We'll next create a protocol, like in the last tutorial, to request these metrics from our host 

type
  MetricCallback =
    proc(): Future[MetricList] {.async: (raises: [CancelledError]), gcsafe.}
  MetricProto = ref object of LPProtocol
    metricGetter: MetricCallback

proc new(_: typedesc[MetricProto], cb: MetricCallback): MetricProto =
  var res: MetricProto
  proc handle(stream: Stream, proto: string) {.async: (raises: [CancelledError]).} =
    try:
      let
        metrics = await res.metricGetter()
        asProtobuf = metrics.encode()
      await stream.writeLp(asProtobuf)
    except LPStreamError as exc:
      echo "exception in handler", exc.msg
    finally:
      await stream.close()

  res = MetricProto.new(@["/metric-getter/1.0.0"], handle)
  res.metricGetter = cb
  return res

proc fetch(p: MetricProto, stream: Stream): Future[MetricList] {.async.} =
  let protobuf = await stream.readLp(2048)
  # tryGet will raise an exception if the Result contains an error.
  # It's useful to bridge between exception-world and result-world
  return MetricList.decode(protobuf).tryGet()

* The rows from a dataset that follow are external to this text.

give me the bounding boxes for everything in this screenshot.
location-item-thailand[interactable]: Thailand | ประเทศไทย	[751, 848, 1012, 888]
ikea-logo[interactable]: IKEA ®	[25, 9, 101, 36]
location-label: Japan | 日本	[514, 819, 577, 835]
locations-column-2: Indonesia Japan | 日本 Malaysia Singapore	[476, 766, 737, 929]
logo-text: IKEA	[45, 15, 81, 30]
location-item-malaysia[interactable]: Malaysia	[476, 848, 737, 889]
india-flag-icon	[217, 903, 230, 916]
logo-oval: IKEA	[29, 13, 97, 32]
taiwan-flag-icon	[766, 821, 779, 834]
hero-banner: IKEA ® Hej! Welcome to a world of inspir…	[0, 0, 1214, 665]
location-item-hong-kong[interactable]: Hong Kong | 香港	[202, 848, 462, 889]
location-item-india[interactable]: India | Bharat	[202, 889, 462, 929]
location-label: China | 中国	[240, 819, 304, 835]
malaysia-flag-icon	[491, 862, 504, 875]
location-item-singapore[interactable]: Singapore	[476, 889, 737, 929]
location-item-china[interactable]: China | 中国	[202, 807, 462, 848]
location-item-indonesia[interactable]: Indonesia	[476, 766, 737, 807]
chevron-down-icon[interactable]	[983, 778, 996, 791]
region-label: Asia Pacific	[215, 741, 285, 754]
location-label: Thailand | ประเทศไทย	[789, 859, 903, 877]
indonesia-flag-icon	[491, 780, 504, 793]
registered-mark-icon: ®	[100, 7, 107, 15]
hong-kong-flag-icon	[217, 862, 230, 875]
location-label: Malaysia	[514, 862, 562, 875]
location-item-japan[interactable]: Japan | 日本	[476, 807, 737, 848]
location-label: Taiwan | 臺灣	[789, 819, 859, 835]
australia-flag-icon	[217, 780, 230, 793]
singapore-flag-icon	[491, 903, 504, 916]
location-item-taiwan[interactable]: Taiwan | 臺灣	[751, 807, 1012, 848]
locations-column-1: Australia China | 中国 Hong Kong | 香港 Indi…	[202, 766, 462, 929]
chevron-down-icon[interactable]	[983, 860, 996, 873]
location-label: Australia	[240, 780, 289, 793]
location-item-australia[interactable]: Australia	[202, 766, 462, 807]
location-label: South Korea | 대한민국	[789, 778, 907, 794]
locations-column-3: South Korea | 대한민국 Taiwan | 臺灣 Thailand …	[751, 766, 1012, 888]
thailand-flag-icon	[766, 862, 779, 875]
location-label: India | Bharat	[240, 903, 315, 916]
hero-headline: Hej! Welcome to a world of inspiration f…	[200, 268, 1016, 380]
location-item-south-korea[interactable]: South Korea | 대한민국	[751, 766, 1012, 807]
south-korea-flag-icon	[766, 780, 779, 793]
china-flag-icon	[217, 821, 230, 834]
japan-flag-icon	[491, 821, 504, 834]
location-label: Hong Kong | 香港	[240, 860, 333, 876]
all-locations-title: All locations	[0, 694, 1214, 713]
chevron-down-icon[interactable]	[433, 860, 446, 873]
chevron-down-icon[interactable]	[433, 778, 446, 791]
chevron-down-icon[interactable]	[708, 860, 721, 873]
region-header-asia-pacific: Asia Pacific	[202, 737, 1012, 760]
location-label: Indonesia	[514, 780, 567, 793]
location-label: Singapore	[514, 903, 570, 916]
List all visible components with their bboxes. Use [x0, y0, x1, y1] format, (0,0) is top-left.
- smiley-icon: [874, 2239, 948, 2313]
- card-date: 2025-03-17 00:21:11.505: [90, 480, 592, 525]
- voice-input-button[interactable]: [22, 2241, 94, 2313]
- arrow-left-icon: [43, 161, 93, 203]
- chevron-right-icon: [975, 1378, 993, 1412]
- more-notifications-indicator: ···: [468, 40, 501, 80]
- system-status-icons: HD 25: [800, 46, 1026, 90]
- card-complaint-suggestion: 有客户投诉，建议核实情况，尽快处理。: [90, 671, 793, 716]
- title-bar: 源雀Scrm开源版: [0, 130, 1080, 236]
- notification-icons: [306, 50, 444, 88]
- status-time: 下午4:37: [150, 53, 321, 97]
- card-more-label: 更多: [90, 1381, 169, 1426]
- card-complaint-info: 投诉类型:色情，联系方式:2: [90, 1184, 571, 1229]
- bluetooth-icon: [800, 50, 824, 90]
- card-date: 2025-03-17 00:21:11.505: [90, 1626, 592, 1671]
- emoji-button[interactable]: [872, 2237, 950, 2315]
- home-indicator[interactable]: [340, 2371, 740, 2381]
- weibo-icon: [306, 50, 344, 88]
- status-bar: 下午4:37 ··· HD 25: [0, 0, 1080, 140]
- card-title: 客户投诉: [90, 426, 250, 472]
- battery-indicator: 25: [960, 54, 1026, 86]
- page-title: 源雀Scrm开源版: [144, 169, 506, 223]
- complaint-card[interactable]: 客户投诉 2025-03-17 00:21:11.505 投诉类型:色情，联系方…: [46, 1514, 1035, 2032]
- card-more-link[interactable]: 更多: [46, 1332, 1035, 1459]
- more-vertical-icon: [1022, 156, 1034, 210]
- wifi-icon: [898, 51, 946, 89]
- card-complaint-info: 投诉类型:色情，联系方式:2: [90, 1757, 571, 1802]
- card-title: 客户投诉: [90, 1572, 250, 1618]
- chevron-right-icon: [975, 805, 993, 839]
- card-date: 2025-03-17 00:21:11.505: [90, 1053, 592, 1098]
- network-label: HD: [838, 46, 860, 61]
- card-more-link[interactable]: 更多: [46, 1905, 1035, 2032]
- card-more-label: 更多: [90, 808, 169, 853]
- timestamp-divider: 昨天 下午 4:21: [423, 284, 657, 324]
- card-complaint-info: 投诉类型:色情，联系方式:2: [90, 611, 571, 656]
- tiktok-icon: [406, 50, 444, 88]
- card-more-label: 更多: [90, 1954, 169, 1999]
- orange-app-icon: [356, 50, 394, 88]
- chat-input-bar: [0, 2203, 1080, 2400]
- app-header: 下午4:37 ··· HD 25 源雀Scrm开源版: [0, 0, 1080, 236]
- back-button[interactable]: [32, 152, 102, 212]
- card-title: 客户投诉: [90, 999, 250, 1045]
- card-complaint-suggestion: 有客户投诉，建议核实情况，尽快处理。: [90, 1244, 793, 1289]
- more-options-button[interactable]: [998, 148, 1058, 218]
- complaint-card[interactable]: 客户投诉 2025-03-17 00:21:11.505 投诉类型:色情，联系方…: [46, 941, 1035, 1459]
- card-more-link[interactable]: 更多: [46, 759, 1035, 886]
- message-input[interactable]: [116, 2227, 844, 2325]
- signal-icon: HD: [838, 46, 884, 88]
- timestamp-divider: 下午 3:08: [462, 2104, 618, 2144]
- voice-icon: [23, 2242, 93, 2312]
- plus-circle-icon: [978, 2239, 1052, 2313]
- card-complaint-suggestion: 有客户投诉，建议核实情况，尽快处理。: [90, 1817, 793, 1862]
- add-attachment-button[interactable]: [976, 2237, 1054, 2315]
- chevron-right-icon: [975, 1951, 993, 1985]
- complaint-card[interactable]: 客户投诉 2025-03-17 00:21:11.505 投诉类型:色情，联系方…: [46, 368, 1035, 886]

proc createSwitch(rng: Rng): Switch {.raises: [LPError].} =
  return SwitchBuilder
    .new()
    .withRng(rng)
    .withAddress(MultiAddress.init("/ip4/0.0.0.0/tcp/0").tryGet())
    .withTcpTransport()
    .withMplex()
    .withNoise()
    .build()
We can now create our main procedure: 
proc main() {.async.} =
  let rng = newRng()
  proc randomMetricGenerator(): Future[MetricList] {.async: (raises: [CancelledError]).} =
    let metricCount = rng.generate(uint32) mod 16
    var metricList: MetricList
    for i in 0 ..< metricCount + 1:
      metricList.metrics.add(
        Metric(
          name: Opt.some("metric_" & $i),
          value: Opt.some(float(rng.generate(uint16)) / 1000.0),
        )
      )
    metricList

  let
    metricProto1 = MetricProto.new(randomMetricGenerator)
    metricProto2 = MetricProto.new(randomMetricGenerator)
    switch1 = createSwitch(rng)
    switch2 = createSwitch(rng)

  switch1.mount(metricProto1)

  await switch1.start()
  await switch2.start()

  let
    stream = await switch2.dial(
      switch1.peerInfo.peerId, switch1.peerInfo.addrs, metricProto2.codecs
    )
    metrics = await metricProto2.fetch(stream)
  await stream.close()

  for metric in metrics.metrics:
    echo metric.name.get(), " = ", metric.value.get()

  await allFutures(switch1.stop(), switch2.stop())
    # close connections and shutdown all transports

waitFor(main())
If you run this program, you should see random metrics being sent from the switch1 to the switch2.